男はなおも飽き足らないらしく、妻の足許にかがみ込んで・・・
肌色のストッキングを穿いたふくらはぎに、意地汚いべろを忍ばせてゆく。
主人来ないうちに、早く済ませちゃって。
そんなことを言いながら。
わたしが陰から盗み見していることを、妻も知っているし、いまいましいことにやつも知っている。
ブチチ・・・ッ。
ストッキングの生地が弾ける、かすかな音。
太い裂け目がスカートのすその奥にまですべり込むのを苦笑いしながら、
妻はピンクのスカートを、抑えつづけていた。
それだけではむろん、済むわけがない。
あ・・・
みじかい叫びを残して、妻はお姫様抱っこされて、夫婦の寝室へと消えていった。
青春の日々には、彼女と膚を接するたびに息弾ませていたはずが。
いまはそのおなじ女が、夫の仇敵であるはずの男を相手に息弾ませているのを、夢中になって聞き入っていた。
恥を忘れて。
ただの男になって。
妻主演のアダルトなドラマを、ただただ昂ぶりながら、見守ってゆく・・・
妻の言っていたお宅にお邪魔をしたのは、その翌日の晩のことだった。
すみません、お邪魔しますね。
すっかり慣れてしまったわたしは、相手のご主人に、悪びれもせずに声をかけている。
ああ・・・ええ・・・
ご主人、どうやら妻を抱かれるのは初めてらしい。
要領を得ない受け答えに、落ち着きなく泳いでいる目線。
すでに奥さんを咬んでしまった口許に散った血のりを、やつはにまにまと笑みながら手の甲で拭っている。
早く行きなよ。
遠慮することはないんだぜ。
なにしろ相手は・・・自分の女房の浮気相手の奥さんなんだから。
女房がたらし込んだのは、パート先の上司だった。
夫婦の寝室と呼ばれる薄闇のなかで、くゆらぐ熟した芳香に。
わたしはわれを忘れて這い寄って、スリップ一枚にひん剥かれた奥さんに、のしかかっていった。

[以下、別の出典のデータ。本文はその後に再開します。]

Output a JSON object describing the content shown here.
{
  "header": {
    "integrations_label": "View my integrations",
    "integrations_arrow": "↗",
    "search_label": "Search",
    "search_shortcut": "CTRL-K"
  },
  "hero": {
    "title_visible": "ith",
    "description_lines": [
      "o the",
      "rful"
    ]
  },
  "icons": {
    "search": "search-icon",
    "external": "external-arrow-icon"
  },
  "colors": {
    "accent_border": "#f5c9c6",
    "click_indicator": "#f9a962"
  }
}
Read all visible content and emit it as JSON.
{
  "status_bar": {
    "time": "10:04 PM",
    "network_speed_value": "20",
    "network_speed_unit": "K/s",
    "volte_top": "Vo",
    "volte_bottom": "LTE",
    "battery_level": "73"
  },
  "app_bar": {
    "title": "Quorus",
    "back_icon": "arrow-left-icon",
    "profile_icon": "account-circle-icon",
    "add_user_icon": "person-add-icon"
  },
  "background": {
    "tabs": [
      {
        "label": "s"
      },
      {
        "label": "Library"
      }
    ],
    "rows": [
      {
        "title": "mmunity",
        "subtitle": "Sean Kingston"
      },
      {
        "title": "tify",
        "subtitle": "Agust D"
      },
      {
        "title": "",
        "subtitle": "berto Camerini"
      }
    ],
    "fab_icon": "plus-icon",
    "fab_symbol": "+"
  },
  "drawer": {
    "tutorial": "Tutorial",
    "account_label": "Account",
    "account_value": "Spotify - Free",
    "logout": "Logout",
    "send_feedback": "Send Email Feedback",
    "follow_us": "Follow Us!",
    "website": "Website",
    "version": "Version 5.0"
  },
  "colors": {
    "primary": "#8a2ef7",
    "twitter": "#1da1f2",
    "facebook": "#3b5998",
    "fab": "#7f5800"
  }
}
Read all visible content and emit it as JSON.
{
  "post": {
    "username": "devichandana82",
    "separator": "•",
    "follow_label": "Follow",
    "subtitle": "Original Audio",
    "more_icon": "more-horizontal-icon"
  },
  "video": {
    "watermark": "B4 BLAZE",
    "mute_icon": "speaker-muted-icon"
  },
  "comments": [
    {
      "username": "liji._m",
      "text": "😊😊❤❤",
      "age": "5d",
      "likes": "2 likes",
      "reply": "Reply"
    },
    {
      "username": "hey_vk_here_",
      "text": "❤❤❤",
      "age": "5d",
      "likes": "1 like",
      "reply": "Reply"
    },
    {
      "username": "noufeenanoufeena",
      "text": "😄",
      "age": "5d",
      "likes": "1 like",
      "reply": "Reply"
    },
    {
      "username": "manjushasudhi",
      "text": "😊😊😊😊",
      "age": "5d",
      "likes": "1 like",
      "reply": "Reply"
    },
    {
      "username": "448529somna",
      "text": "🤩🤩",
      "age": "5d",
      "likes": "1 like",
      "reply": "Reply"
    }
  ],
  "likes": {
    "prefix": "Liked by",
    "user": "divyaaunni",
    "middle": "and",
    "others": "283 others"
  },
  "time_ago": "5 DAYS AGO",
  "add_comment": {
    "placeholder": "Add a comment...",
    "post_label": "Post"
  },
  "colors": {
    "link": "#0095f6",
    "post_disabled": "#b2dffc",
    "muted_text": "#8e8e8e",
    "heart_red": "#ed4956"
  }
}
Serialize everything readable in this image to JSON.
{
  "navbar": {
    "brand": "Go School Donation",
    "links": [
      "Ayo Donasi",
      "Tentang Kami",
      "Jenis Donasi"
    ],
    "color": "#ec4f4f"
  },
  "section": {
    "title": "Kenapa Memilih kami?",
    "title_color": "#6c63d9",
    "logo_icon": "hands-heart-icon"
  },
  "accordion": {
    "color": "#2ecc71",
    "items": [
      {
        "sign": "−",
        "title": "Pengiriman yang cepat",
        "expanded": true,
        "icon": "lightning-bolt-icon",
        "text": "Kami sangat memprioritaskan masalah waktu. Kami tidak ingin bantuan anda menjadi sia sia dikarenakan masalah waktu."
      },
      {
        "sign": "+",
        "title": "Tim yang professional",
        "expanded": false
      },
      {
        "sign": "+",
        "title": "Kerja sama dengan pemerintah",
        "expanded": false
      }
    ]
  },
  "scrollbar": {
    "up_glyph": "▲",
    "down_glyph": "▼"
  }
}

吸血鬼のおっさんは、すでにもっと旨みのある果実を手中にしている。
この家の娘らしい。いやもちろん、さいしょから娘目当てにその父親に対して、妻にモーションをかけさせたのだろう。
安心をし。
いい子にしていれば、すぐ終わるからね。
見え透いた作り声に怯えながら、ブレザー制服の少女は声を失って。
紺のハイソックスのうえに忍ばされた牙を、埋め込まれてしまっていた。
ご主人は侵されてゆく妻と娘を交互に見やりながら、後ろからにじり寄った妻に、頭を撫でられている。
わたしもあんなふうだったのかな・・・
憐憫と共感と、ぎらつき始めた支配欲を抑えかねながら。